Il risultato è quello di una piccola mostra, che possiede una grande forza concettuale, depositata soprattutto nel significato che i curatori le hanno voluto attribuire. Il tutto con l’ausilio di artisti più o meno consacrati che hanno contribuito con le loro opere a chiarire il complesso concetto di base che, come concorda la direttrice del Master, non ha dei confini ben definiti e le opere di ogni artista partono dalle categorizzazioni che i curatori hanno loro affidato, ma al contempo se ne svincolano, per andare a invadere ognuna il campo dell’altra, lasciando spazio a un’interpretazione più soggettiva.

Michela de Mattei, parlando della sua Resistenza pittorica, spiega «volevo realizzare una natura morta, ma non ci riuscivo. Ho abbandonato la pittura e ho iniziato a percorrere altre vie. Volevo creare dei contenitori, che sono allo stesso tempo l’opera e il suo supporto», così ha deciso di modellare delle foglie di fico d’india attorno a una tela e il risultato è un piccolo paesaggio frastagliato, al confine tra scultura e realizzazione pittorica. Più intricato è il processo concettuale di Cecilia Luci che, con Lessico Animico, vuole interpretare le teorizzazioni dello psicoterapeuta Bert Hellinger: «Ho realizzato una fotografia in vasche d’acqua. L’acqua per me è un legame tra passato e presente e l’omino Playmobil che ho inserito è una metafora dell’essere umano e le macchie che lascia sull’acqua sono le proiezioni della sua interiorità».

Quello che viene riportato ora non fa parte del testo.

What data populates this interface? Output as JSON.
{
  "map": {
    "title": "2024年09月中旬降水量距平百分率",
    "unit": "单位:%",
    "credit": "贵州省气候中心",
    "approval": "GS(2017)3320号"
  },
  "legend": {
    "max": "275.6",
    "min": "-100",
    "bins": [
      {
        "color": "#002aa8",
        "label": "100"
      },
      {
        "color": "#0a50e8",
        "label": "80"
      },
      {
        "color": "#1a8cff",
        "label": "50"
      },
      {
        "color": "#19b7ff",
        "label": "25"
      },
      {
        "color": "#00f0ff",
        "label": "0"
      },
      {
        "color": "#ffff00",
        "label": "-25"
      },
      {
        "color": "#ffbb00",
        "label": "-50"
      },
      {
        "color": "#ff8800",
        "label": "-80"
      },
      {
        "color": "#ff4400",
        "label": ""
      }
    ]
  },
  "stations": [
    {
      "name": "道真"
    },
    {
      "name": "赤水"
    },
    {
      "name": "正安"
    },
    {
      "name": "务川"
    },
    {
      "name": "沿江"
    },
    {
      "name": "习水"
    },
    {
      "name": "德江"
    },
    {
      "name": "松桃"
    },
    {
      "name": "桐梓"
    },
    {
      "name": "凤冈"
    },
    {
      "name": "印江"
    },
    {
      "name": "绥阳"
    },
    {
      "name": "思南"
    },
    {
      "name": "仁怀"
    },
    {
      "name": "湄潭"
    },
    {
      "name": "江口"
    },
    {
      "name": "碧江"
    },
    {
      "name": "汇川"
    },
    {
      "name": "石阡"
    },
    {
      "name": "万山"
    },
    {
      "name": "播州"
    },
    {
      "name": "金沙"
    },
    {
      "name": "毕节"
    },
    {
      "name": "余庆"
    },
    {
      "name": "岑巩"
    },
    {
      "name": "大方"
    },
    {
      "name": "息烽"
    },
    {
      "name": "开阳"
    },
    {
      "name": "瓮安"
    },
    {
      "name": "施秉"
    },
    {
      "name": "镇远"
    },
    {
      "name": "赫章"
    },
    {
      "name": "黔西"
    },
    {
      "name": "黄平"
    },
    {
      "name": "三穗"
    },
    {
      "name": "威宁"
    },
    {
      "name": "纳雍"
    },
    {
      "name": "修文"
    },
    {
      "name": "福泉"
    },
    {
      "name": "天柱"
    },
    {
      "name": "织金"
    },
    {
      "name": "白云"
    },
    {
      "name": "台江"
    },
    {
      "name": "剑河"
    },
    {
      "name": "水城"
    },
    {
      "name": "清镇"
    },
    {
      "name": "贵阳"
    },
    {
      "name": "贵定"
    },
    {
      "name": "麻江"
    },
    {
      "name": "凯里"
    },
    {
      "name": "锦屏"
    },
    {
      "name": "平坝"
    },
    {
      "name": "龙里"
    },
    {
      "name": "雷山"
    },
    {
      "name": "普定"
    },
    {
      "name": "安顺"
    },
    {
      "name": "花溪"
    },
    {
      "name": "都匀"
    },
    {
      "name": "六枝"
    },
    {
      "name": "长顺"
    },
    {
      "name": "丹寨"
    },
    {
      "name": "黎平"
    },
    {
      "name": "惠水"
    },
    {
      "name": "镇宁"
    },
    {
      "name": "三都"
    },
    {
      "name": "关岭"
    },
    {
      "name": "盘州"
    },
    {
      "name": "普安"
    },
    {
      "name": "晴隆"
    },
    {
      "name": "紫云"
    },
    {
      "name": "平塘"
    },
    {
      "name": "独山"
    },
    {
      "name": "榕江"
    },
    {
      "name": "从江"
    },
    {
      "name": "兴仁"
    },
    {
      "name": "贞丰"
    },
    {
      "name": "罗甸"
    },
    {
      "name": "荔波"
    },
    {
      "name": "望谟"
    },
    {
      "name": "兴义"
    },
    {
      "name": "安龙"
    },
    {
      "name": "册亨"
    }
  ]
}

A dare il suo contributo anche Elisabetta Benassi, nel filone tematico dell’empatia, con due acquerelli, che riportano notizie di cronaca raccolte dall’artista durante ricerche negli archivi giornalistici (in particolare quella dell’attentato a Borsellino e del rapimento di Aldo Moro). Come spiega la curatrice Isadora Medri «mi interessava dare una connotazione politica. In questo l’empatia sta nel fatto che, nonostante si tratti di un fatto ben noto a tutti, l’artista riesce a condurci in una dimensione intangibile di emozioni, trascendendo dalla cronaca». Ancora in mostra gli artisti Roberto de Paolis con una fotografia a lunga esposizione, Silvia Giambrone con due video che interessano le sperimentazioni corporee, Donald Lokuta, che colloca i personaggi delle sue fotografie al bordo di un precipizio, colorando l’orizzonte di un nero corvino.
Francesca Rao, invece, mescola nelle sue serie fotografiche paesaggi reali e paesaggi della mente, mentre Roberto Pugliese crea ambienti multisensoriali in cui il sonoro si aggiunge all’installazione geometrica. Piacevole sorpresa il lavoro di Elena Bellantoni, frutto di mesi di studio e ricerche che l’hanno portata a Capo Horn, dove ha conosciuto Cristina Calderon, una donna dichiarata patrimonio dell’Unesco, in quanto ultima testimonianza vivente dell’antica stirpe Yagan. «Prima di conoscere questa donna – spiega l’artista – mi sono preparata all’incontro, studiando la sua antica lingua, fatta di simboli e immagini che ho riprodotto su carta lucida, creando una sorta di abecedario».

Un esperimento ben riuscito quello di intensificare le relazioni tra giovani curatori e artisti che ha condotto a un piacevole ed eterogeneo risultato.